The massive 350-pound bear wasn’t Ms. Norrish’s first kill, however, as she had also shot a bear on opening day, a smaller one that received a clean shot through the heart and lungs. As the bear was shot just before dusk, Ms. Norrish and Mr. McPhee were unable to go after the animal, having to wait until the following morning to track it. The sound of coyotes was not promising that night and Ms. Norrish said she guesses the bear was pushed deep into the woods as the next day it could not be found; just the arrow with the blood trail ending abruptly. (Because of the amount of fat on bears, they are able to coagulate their wounds quickly, so while the bear would have been fatally wounded, the bleeding would only have been internal after a short while, the nurse explained.)
Two weekends later, on September 1, the pair again went out on the hunt, setting up post in the same deer stand. “On Saturday we went in the evening and that’s when the bear came out,” she explained, noting that for two weeks they had been baiting the area. “We sat for three hours and could see the big, deep prints from the bear.”
The giant bear had been the bane of Mr. McPhee’s existence for some time, ripping the door from his shed to get at a bag of Cheesies and rocking the young man and his dogs while they slept in the back of his truck. He had even filmed the nuisance bear getting into all sorts of trouble.
Suddenly, at Mr. McPhee’s prompting, Ms. Norrish looked to her left and there was the 350-pound beast, hiding behind a nearby cedar stand. The bear caught their scent and began to make its way away from the stand.
“For one split second he stopped and I got my hand on the trigger and I pulled,” she said. “My heart was pounding and I was pretty speechless.”
When this reporter asked if Ms. Norrish was now hooked on hunting, she replied emphatically, “I am!”
“A lot of my family are hunters,” she said, adding that she hopes to make it to Manitoulin for deer season, but doesn’t have a tag. “My uncle has invited me to go moose hunting, and I would really like to do that.”
When the hunter and her trophy arrived back in Guelph, the whole family was there to greet her with congratulations, she said. Having a butcher uncle and a family with a taste for wild game helps too, she said, adding that nothing will go to waste.
While Ms. Norrish does not yet know where she officially stands in the record books, she does figure she will make it to the top 10 in Ontario for black bear kills by a woman using a crossbow. Black bears are judged by their skull size and Ms. Norrish’s skull is two inches larger than the 14th place bear. The skull is currently in possession of the University of Guelph for examination.

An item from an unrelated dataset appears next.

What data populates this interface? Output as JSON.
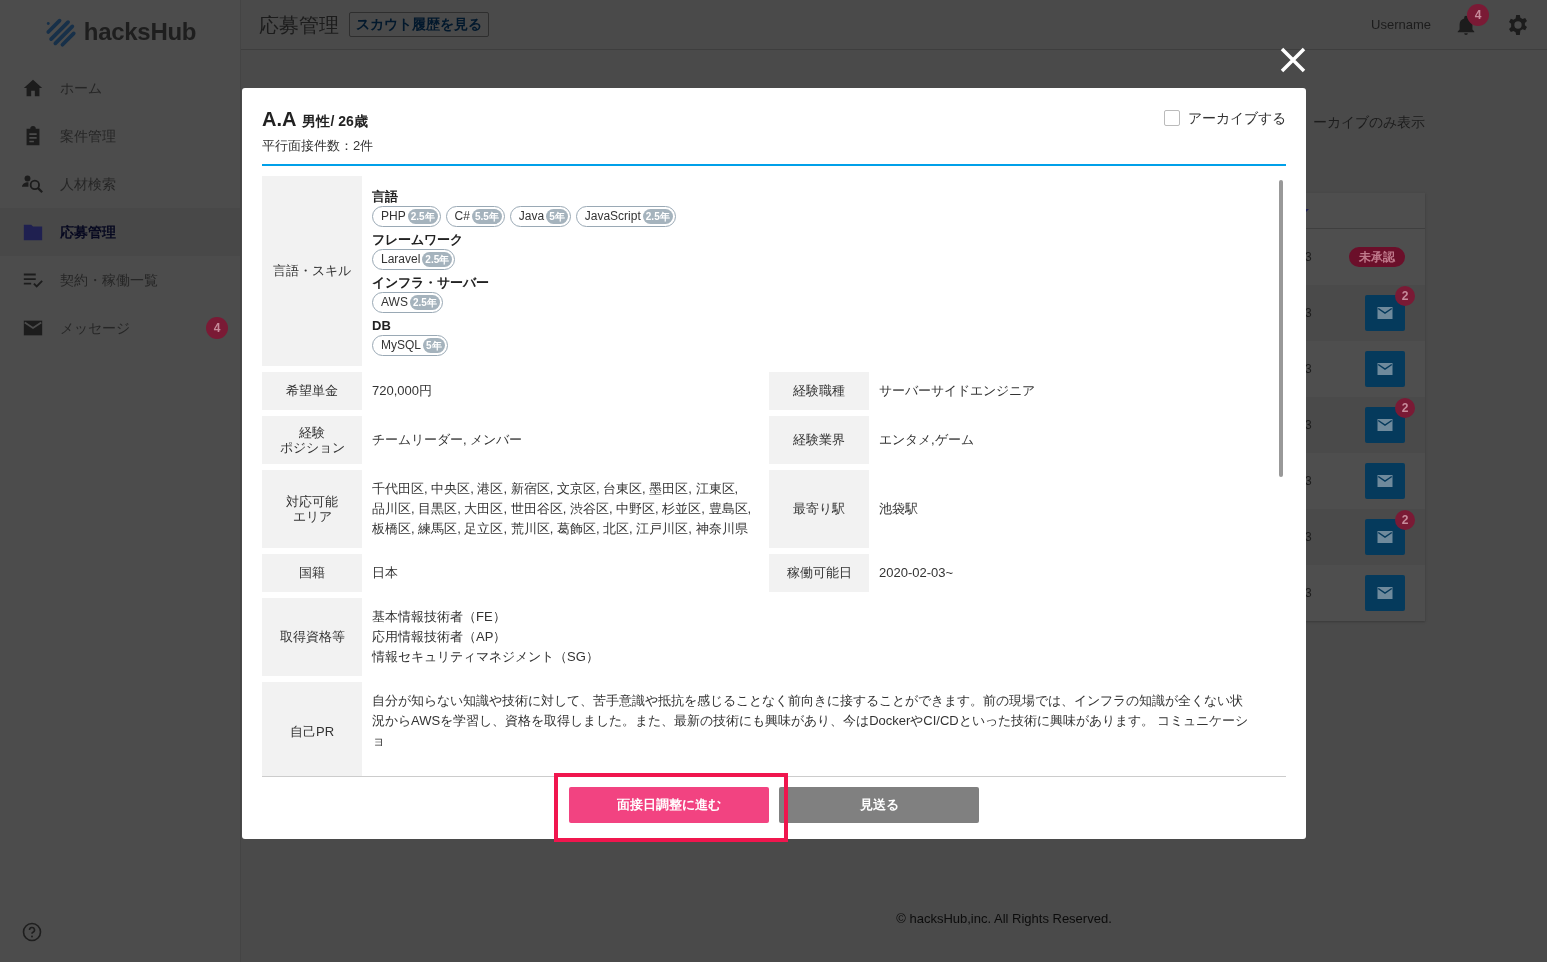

While the young woman admitted to taking some ribbing from her friends in the veterinary technician program for killing a bear, she reiterated that nothing will have gone to waste, saying that fresh meat from nature is probably healthier than most of the food people are eating.
When asked about a bearskin rug, Ms. Norrish said perhaps not a rug, but a good portion of her wall will probably be taken up by her first trophy, claws and all.